The percentage of female non-executive director positions in the FTSE 100 is at an all-time high at 35.4%, yet the percentage of female executive positions has “flatlined at 9.7%, according to this year’s Female FTSE Board Report.
Across the FTSE 250, the percentage of women in executive directorships has actually dropped from 7.7% to 6.4%, and the number of all male boards has increased to 10.
The report, compiled by Cranfield University, also found that, among the FTSE 250, the number of female executive directorships dropped between October 2017 and June 2018 from 38 to 30.
In addition, the Gender Pay Gap continues to plague women in the workforce. However, the top 10 companies for the proportion of women on boards had a slightly lower average pay gap than the bottom ten.
The two best performing companies were Diageo, which had 55% women on boards and a 4.1% gender pay gap, and GlaxoSmithKline, which had 45% women on boards and a 2.8% pay gap.
Both of these companies have substantial percentages of women across all four hierarchy quartiles, which the report claims may contribute to their lower gender pay gaps.
In more positive news, the percentage of women on FTSE 100 boards has increased from 27.7% to 29%, which means it may be possible to reach the target of 33% by the end of 2020. However, as Sarah Morris, chief people officer at Aviva, says, more still needs to be done:
“There has been some progress over the last 20 years, and it’s encouraging to see the biggest companies in the UK on track to hit the 33% target. But that is still only 33%. The benefits of greater diversity are clear so now it’s up to the FTSE 250 to increase their ambition.
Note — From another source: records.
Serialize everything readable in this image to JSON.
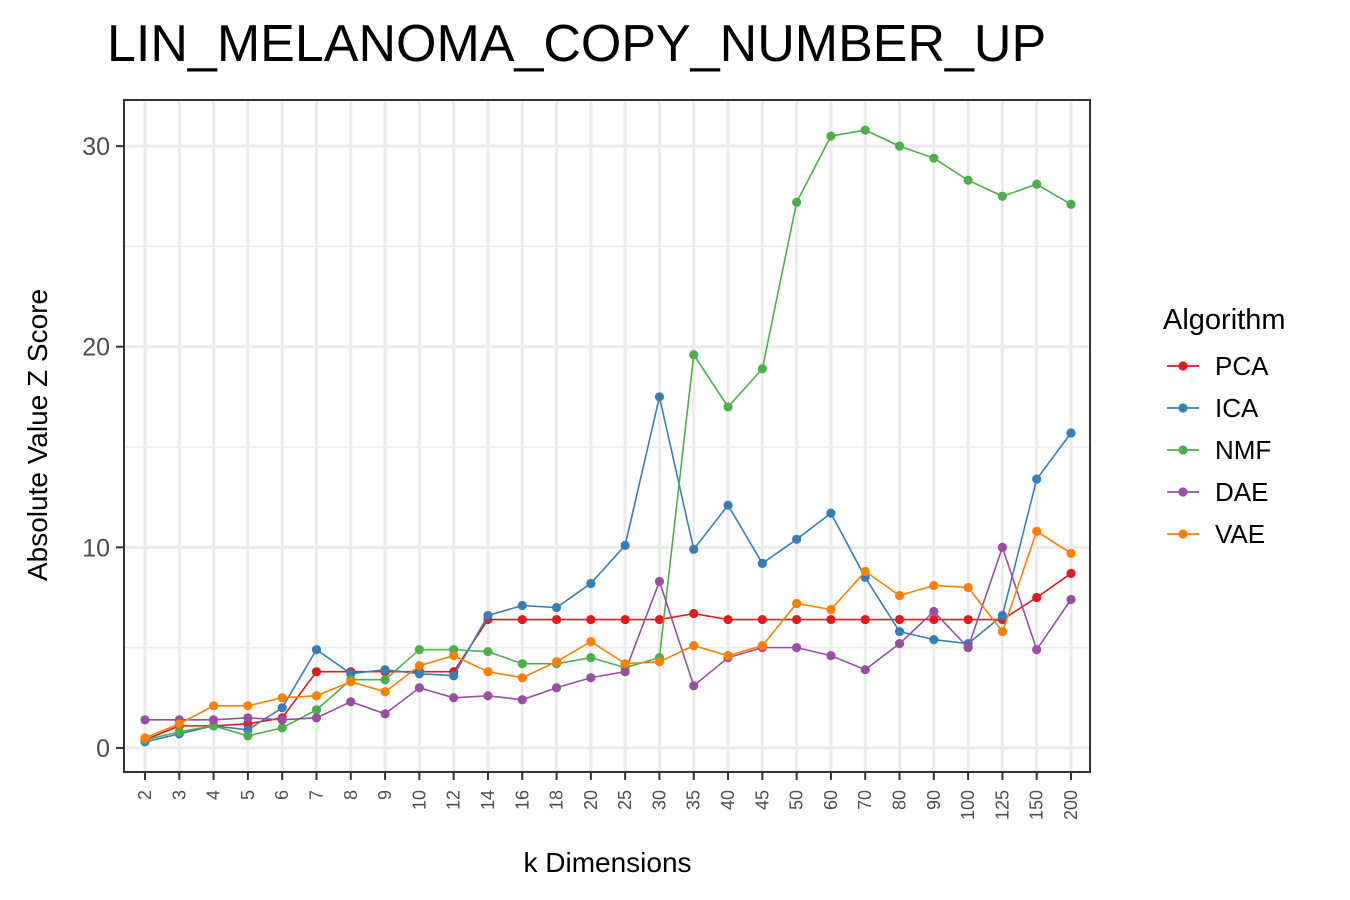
{
  "chart_data": {
    "type": "line",
    "title": "LIN_MELANOMA_COPY_NUMBER_UP",
    "xlabel": "k Dimensions",
    "ylabel": "Absolute Value Z Score",
    "categories": [
      "2",
      "3",
      "4",
      "5",
      "6",
      "7",
      "8",
      "9",
      "10",
      "12",
      "14",
      "16",
      "18",
      "20",
      "25",
      "30",
      "35",
      "40",
      "45",
      "50",
      "60",
      "70",
      "80",
      "90",
      "100",
      "125",
      "150",
      "200"
    ],
    "y_ticks": [
      0,
      10,
      20,
      30
    ],
    "ylim": [
      -1.2,
      32.3
    ],
    "grid": true,
    "legend": {
      "title": "Algorithm",
      "position": "right"
    },
    "series": [
      {
        "name": "PCA",
        "color": "#E41A1C",
        "values": [
          0.4,
          1.1,
          1.1,
          1.2,
          1.5,
          3.8,
          3.8,
          3.8,
          3.8,
          3.8,
          6.4,
          6.4,
          6.4,
          6.4,
          6.4,
          6.4,
          6.7,
          6.4,
          6.4,
          6.4,
          6.4,
          6.4,
          6.4,
          6.4,
          6.4,
          6.4,
          7.5,
          8.7
        ]
      },
      {
        "name": "ICA",
        "color": "#377EB8",
        "values": [
          0.3,
          0.7,
          1.1,
          0.9,
          2.0,
          4.9,
          3.7,
          3.9,
          3.7,
          3.6,
          6.6,
          7.1,
          7.0,
          8.2,
          10.1,
          17.5,
          9.9,
          12.1,
          9.2,
          10.4,
          11.7,
          8.5,
          5.8,
          5.4,
          5.2,
          6.6,
          13.4,
          15.7
        ]
      },
      {
        "name": "NMF",
        "color": "#4DAF4A",
        "values": [
          0.4,
          0.8,
          1.1,
          0.6,
          1.0,
          1.9,
          3.4,
          3.4,
          4.9,
          4.9,
          4.8,
          4.2,
          4.2,
          4.5,
          4.0,
          4.5,
          19.6,
          17.0,
          18.9,
          27.2,
          30.5,
          30.8,
          30.0,
          29.4,
          28.3,
          27.5,
          28.1,
          27.1
        ]
      },
      {
        "name": "DAE",
        "color": "#984EA3",
        "values": [
          1.4,
          1.4,
          1.4,
          1.5,
          1.4,
          1.5,
          2.3,
          1.7,
          3.0,
          2.5,
          2.6,
          2.4,
          3.0,
          3.5,
          3.8,
          8.3,
          3.1,
          4.5,
          5.0,
          5.0,
          4.6,
          3.9,
          5.2,
          6.8,
          5.0,
          10.0,
          4.9,
          7.4
        ]
      },
      {
        "name": "VAE",
        "color": "#FF7F00",
        "values": [
          0.5,
          1.2,
          2.1,
          2.1,
          2.5,
          2.6,
          3.3,
          2.8,
          4.1,
          4.6,
          3.8,
          3.5,
          4.3,
          5.3,
          4.2,
          4.3,
          5.1,
          4.6,
          5.1,
          7.2,
          6.9,
          8.8,
          7.6,
          8.1,
          8.0,
          5.8,
          10.8,
          9.7
        ]
      }
    ]
  }
}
Professor Ruth Sealy, director of Exeter Business School’s Centre for Leadership and co-author of the report, said: “The lack of diversity amongst executives of so many FTSE companies, even in functions which have balanced or majority female intakes, reveals such poor management.
?Organisations must now be bold and decisive in designing senior roles and careers fit for the 21st century in order to optimise the available talent.”